We all do, but not like this. Victor was responding to voices that no one else could hear.
He stopped showing up to work. And when he did, the shotgun behind the counter went missing too. ”
“Jace…”
He doesn’t seem to hear me.
“I came up here as soon as I found out. Bernie and I went looking together. We started at this mother’s house.
Victor didn’t answer the door. We weren’t sure he was in there, since the bank had foreclosed on it.
We had to break in, and when we did…” Jace’s hands start to tremble, and they don’t quit, even when I take them.
“The power had been shut off again. I couldn’t see much, but I still remember the smell.
I followed it to the living room. The curtains were open.

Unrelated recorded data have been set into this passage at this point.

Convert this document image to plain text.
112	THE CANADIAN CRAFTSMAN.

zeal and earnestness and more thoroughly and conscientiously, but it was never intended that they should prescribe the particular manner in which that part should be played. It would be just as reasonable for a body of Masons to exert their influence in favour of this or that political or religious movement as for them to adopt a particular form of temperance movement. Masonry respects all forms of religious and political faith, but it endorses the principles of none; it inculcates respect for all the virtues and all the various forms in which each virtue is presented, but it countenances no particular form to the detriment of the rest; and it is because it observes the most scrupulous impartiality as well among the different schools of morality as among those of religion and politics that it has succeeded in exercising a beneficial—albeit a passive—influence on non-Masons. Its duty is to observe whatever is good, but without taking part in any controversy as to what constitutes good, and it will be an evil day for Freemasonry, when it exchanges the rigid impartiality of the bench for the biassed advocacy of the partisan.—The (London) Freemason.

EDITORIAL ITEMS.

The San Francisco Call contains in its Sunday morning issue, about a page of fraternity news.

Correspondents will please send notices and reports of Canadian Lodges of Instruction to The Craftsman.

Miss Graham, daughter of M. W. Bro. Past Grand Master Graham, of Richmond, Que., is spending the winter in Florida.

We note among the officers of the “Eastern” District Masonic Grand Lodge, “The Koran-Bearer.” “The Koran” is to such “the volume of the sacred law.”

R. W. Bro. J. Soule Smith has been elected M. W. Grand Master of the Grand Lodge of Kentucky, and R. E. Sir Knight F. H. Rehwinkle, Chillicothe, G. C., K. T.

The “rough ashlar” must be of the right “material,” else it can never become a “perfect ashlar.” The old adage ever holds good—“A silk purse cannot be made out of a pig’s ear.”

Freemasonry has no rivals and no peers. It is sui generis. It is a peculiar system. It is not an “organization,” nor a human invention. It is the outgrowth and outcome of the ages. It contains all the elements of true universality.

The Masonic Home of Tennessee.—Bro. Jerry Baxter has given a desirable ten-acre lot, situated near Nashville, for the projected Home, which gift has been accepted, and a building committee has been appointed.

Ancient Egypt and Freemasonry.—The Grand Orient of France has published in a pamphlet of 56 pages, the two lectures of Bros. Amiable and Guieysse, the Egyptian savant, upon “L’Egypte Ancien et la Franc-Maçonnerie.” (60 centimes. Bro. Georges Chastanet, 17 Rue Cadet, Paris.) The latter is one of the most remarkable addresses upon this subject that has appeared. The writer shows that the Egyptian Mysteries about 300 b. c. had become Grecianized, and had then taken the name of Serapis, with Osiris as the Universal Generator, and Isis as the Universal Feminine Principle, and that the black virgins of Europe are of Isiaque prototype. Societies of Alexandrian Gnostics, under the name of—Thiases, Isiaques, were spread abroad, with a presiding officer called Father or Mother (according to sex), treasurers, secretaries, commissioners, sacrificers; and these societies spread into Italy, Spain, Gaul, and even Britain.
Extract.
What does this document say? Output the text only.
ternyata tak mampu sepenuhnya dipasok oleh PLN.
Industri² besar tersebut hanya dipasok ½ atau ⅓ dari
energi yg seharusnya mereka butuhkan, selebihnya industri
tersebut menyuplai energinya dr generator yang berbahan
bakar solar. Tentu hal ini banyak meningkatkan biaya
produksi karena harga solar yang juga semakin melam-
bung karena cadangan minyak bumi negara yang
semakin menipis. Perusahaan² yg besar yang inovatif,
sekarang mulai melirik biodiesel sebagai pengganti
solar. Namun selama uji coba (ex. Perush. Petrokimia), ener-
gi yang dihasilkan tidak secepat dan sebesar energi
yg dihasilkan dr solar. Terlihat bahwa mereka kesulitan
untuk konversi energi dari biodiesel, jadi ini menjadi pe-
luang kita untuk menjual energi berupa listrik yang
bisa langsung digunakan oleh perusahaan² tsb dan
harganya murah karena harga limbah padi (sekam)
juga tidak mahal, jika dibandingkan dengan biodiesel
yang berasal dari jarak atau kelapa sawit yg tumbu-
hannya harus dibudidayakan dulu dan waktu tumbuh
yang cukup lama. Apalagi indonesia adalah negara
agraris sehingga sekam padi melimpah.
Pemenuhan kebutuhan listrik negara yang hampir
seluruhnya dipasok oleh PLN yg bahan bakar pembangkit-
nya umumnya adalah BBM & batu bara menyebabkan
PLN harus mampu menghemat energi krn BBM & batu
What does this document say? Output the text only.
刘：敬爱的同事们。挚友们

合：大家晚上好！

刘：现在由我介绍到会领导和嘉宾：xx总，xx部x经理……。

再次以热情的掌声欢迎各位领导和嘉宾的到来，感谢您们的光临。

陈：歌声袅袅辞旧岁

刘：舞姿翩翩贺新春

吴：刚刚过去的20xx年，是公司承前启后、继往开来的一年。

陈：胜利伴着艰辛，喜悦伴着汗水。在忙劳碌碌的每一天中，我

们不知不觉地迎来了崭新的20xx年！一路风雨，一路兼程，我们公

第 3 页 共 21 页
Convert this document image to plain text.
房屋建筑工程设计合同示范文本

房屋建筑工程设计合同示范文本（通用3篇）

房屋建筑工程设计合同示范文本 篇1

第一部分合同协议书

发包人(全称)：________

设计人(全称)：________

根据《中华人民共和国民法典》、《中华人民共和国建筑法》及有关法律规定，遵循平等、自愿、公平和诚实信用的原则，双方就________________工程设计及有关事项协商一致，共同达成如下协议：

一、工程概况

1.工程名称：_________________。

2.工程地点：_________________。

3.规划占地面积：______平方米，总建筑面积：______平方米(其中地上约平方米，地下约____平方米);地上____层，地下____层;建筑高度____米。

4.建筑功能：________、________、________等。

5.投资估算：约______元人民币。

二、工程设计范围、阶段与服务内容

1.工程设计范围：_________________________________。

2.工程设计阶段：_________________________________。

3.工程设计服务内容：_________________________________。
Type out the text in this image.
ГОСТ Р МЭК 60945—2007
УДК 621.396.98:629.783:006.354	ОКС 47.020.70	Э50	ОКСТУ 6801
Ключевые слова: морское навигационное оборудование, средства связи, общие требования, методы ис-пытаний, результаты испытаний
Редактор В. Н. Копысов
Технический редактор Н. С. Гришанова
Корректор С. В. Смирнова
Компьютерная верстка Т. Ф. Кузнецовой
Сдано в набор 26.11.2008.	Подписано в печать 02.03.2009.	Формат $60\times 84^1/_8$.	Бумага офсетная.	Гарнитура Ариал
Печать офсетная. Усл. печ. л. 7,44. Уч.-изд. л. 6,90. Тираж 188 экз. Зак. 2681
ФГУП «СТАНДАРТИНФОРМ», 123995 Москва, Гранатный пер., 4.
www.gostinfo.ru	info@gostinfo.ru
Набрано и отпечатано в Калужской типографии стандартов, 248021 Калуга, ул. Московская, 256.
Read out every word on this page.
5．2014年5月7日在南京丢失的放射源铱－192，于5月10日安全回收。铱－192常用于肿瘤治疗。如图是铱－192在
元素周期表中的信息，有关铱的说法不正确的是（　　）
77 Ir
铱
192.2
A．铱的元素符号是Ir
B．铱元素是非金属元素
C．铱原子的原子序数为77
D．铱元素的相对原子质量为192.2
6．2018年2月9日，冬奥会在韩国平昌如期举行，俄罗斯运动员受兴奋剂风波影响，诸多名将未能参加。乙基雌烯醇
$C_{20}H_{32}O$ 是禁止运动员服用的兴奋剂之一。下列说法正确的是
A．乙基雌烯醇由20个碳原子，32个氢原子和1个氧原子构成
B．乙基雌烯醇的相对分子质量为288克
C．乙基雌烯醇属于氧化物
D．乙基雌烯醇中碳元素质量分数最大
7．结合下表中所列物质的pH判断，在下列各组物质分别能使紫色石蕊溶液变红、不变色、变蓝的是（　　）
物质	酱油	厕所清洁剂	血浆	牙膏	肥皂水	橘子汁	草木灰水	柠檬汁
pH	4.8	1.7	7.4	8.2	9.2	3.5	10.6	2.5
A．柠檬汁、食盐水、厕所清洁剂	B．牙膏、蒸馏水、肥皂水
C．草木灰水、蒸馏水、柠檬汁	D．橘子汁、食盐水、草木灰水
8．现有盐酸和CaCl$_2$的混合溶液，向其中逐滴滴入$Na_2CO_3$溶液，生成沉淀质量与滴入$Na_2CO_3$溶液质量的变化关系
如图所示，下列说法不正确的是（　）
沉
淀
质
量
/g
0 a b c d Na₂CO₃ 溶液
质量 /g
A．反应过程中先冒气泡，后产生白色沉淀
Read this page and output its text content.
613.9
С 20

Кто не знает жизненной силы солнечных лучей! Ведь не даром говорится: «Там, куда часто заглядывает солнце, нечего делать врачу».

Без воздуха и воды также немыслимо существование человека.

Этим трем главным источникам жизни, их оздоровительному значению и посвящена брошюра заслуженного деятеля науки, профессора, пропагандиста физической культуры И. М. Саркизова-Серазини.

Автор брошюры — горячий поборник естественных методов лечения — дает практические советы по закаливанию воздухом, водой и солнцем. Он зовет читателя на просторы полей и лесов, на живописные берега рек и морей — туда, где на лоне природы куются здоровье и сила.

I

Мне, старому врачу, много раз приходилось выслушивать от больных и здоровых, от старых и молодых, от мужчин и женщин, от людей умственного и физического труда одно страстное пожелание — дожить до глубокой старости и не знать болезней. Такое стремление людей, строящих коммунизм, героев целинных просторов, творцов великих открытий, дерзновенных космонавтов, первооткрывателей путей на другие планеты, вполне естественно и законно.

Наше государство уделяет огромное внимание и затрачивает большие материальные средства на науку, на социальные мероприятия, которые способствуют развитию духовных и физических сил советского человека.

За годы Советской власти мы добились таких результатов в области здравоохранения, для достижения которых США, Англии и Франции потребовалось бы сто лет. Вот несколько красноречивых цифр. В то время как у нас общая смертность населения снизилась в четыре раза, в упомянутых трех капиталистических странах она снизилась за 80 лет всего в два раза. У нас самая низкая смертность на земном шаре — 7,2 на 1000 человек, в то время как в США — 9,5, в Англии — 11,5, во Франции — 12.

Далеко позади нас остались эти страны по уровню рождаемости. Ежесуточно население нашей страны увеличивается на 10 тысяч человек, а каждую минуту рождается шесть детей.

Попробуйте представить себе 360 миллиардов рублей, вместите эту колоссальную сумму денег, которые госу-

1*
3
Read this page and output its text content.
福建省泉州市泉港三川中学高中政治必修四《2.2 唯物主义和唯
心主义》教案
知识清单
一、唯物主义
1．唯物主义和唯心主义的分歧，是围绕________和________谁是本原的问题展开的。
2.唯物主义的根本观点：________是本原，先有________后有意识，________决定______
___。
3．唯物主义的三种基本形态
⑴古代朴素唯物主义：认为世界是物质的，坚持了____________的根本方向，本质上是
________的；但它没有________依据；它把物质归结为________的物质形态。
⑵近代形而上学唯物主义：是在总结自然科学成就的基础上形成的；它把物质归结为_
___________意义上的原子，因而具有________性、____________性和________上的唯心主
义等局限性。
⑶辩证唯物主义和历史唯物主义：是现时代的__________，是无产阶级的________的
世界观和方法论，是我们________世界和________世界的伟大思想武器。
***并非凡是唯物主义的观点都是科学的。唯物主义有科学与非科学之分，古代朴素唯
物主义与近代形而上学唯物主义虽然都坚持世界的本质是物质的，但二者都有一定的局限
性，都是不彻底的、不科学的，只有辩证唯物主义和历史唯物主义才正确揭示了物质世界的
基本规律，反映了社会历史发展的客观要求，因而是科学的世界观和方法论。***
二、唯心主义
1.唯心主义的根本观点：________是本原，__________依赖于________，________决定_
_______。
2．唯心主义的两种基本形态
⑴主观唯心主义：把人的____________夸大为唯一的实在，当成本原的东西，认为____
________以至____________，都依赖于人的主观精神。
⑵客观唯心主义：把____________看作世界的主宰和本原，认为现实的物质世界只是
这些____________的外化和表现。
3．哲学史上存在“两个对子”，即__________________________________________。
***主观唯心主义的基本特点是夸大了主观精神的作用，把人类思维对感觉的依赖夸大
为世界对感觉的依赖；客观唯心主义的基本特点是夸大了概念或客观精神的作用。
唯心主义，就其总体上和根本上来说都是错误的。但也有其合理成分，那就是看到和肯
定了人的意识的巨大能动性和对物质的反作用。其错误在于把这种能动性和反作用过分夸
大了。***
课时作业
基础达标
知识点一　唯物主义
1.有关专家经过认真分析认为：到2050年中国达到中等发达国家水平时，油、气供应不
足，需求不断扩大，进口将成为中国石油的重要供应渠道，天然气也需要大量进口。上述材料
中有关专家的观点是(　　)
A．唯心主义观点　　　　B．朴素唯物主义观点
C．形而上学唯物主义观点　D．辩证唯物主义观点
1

So were the windows. There was enough moonlight to see his pale legs on the floor, like he’d rolled off the couch and hadn’t woken up.
His feet were bare and… and I remember thinking that they must be cold, because it was freezing in that house and I tried— I…
I wanted to help him, but Bernie held me back.
He wouldn’t let me see—said that I shouldn’t.
And I know—” Jace sucks in a shuddering breath.
“—I know he was right and was trying to protect me, but it haunts me anyway, because I never got to see his face again. I only wanted to… If I could have held him one last time—” He shakes his head and begins to sob.
I wrap my arms around him. Jace clings to me, as if his life depends on it.
He keeps pulling on my body and my clothes, like I can’t possibly get close enough to shield him from the memories, but I try my best while crying, because I can’t stand for him to suffer like this.
It hurts worse than any pain I’ve ever inflicted upon myself.
“I’m so sorry,” I murmur as he weeps.
“I wanted to die,” Jace croaks. “I wanted to follow him so we could be together.”
“I’m glad you didn’t! I love you!”
Jace’s arms tighten around me, and I think he tries to say it back, but his voice is a squeak. I hold him until he calms down. As much as anyone can after undergoing that level of trauma.
“I had no idea,” I say while still hugging him. “I’m so sorry.”
All this time, I assumed that they had simply drifted apart, that Victor was still out there somewhere, living his own life.
“Not many people know,” Jace says when releasing me to wipe at his face. “I never even told Adrien. But I need you to know… because I love you too.”
I understand finally, how much trust it must have taken to share this part of his story with me.
“There’s one thing I’ve never told anyone,” Jace says, his chest still heaving. He stares at me before seeming to reach a decision. “This is where I scattered his ashes. Victor is still here, when I need him. I just have to come to this place. It’s…” He struggles to find the right word.
“Sacred?” I suggest.
Jace swallows. Then he nods. “Yeah.”
He sits cross-legged on the ground, as if exhausted, and takes a deep breath, his hands splayed across the fallen leaves around him.
I get down too, stretching out on my back so I can rest my head in his lap.
He tells me more stories. Happy memories that sometimes cause tears of their own, and I feel honored.
Tim coming back into my life almost drove us apart.
Victor does the opposite. His memory brings us closer together.
Jace expresses a similar sentiment as we begin the walk back to his childhood home.
“Bernie lost his son to suicide. Victor’s death wasn’t easy on him either.
But sometimes, when you’ve gone through the same kind of pain, it makes it easier to heal each other, like that suffering cut a path from their heart straight through to yours. ”
I take his hand. “Thank you for telling me,” I say with a tight throat.
His fingers intertwine with mine. “You’ve given me so much, Ben. Not just love, but hope as well.”
I snuggle close to him, the woods around us still echoing with youthful dreams from a time long past but not yet forgotten.